Many weekend warriors or Uncle Bob’s as many photographers call the faux pro photographer, don’t have some of the overhead that a pro has. An example is insurance and/or a studio. I do make my living from photography so I do have those expenses. I won’t go into a long dissertation of justifying them other than to say it is just good business and call it done. Besides, insurance protects both my clients and me!
So what are the real expenses? To be even more conservative I am going to use insurance as the only “soft” cost (mostly because I just paid that bill yesterday) and all the other costs are hard costs or the cost of physical equipment. These costs include, insurance, rent, lenses, cameras, lighting equipment, backgrounds/backdrops, stands for lights and backdrops, computers, software, printers and much, much more. Some of the things I am leaving out are marketing, websites, internet services, electricity, studio/office furniture, costs for assistants, accountant, and the list goes on.
Each piece of equipment has a limited lifespan, my primary camera cost almost $5500 before I put a lens on it and it only has a limited amount of exposures before it has to be replaced. Lenses last much longer but also need to be replaced and updated. Computers and software has an average lifespan of about 18-24 months. Photographic equipment can last longer but the average is about 2-3 years before it is upgraded or replaced.
The average photographer has about 50,000 – 100,000 units in hard costs (equipment and space). If that needs to be replaced every 2 years the average annual cost is over 30,000 units a year. Again, let’s be conservative and say that our photographer is the frugal type and can cut expenses in half to 15,000 units a year.
If I divide that expense by our hourly rate that we came to earlier of 25.72 units per hours worked it means that our photographer has to work 1166 hours a year to pay his expenses, we will call these Expense Hours. If you work a 40 hour week you work 2080 hours a year without vacation. If we subtract our expense hours of 1166 that leaves us with about 913 hours, multiply that by our rate of 25.72 per hour and our photographer makes 23,480 units per year take home.
Oh wait, we forgot that government wants a piece of that.

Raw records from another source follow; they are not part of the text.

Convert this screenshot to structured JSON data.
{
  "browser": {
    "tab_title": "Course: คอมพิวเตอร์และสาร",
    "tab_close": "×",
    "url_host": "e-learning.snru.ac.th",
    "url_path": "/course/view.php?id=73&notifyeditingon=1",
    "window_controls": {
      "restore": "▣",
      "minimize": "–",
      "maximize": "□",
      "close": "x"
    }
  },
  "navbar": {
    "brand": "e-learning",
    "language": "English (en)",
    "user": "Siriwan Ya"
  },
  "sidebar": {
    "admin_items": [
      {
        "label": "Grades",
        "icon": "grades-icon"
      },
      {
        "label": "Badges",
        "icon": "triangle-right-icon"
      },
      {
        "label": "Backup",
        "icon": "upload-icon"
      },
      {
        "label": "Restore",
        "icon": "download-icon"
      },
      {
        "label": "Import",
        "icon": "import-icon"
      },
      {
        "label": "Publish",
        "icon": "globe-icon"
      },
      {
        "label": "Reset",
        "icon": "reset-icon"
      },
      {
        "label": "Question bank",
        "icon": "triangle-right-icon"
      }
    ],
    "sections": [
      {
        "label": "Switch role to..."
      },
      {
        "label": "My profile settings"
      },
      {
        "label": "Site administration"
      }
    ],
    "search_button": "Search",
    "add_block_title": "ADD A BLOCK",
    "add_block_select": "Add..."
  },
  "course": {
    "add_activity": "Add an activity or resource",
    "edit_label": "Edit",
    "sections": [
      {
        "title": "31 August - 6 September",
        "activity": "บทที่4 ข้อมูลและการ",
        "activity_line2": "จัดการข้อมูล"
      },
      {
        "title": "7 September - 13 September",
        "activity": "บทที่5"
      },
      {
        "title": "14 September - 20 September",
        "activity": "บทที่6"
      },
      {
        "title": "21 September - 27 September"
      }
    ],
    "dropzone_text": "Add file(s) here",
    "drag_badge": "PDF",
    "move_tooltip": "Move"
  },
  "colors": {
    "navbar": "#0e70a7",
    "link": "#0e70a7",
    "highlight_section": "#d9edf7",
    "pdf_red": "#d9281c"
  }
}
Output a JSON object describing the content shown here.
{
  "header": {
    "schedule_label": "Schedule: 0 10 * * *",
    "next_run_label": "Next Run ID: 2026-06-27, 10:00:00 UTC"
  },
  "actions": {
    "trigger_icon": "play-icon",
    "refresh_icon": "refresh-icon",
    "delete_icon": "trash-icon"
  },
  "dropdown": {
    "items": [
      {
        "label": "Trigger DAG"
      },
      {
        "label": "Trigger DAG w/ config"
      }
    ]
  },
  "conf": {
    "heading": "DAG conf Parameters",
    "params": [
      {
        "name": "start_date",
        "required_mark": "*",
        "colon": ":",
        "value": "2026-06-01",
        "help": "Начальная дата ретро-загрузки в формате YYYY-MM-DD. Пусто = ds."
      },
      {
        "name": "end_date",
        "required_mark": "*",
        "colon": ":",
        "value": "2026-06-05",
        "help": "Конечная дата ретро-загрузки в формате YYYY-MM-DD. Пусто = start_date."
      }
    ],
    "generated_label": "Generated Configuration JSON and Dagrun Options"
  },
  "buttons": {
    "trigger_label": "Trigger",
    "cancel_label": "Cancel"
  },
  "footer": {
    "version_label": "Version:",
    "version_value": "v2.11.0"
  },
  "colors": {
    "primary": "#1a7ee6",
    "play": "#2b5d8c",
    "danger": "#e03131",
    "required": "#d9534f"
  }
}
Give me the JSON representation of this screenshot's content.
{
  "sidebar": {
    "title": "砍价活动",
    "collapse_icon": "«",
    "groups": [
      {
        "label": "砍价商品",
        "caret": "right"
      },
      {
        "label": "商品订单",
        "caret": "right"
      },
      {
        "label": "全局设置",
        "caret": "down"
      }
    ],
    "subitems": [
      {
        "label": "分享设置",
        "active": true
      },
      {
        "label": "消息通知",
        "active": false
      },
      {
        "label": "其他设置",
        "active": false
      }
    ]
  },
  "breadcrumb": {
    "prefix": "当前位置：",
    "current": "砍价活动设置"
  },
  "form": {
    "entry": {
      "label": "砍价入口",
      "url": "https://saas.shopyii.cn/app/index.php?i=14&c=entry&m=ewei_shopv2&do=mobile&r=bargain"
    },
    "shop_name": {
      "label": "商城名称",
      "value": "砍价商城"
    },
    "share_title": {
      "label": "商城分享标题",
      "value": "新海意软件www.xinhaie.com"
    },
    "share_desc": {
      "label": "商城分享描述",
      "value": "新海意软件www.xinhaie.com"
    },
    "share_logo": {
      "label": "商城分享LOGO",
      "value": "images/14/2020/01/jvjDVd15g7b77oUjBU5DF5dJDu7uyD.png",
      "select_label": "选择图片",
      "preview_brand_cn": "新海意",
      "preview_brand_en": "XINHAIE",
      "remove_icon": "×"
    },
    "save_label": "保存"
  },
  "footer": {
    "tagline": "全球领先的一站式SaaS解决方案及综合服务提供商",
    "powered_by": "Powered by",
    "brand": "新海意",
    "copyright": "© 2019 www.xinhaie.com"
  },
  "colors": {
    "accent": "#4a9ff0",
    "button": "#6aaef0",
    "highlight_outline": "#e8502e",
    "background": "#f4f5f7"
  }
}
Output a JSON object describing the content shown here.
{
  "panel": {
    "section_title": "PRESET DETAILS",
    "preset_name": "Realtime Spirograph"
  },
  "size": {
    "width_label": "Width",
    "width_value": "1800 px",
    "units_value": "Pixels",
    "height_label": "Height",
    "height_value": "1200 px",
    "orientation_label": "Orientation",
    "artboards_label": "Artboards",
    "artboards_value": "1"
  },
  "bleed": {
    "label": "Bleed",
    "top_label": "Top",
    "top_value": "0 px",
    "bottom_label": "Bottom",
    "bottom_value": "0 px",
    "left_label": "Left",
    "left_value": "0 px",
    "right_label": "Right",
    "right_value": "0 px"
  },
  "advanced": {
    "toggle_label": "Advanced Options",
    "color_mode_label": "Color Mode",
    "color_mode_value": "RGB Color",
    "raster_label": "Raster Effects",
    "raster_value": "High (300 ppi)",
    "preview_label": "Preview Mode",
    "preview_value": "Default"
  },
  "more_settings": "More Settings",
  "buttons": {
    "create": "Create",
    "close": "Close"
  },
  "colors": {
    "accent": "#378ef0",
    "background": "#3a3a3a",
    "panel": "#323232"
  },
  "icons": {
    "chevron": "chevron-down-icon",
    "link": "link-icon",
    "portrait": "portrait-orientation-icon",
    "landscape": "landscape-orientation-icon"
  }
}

In my area that piece comes to 47.25% in taxes, that includes, sales tax, Business Privilege taxes (which to means it’s not a privilege to do business here), income taxes for city, state, and federal; all that has to come out before we pay expenses. So let me redo those numbers one more time.
|2080 hours||@ 25.72||53,498|
|True Take home||13,247|
In the United States that is well below the poverty level. So why do photographers do it? Because we love to create images, plain and simple. We have a passion that drives us to be creative and to make the images you want and need. We just love what we do and our goal is to have you love it too.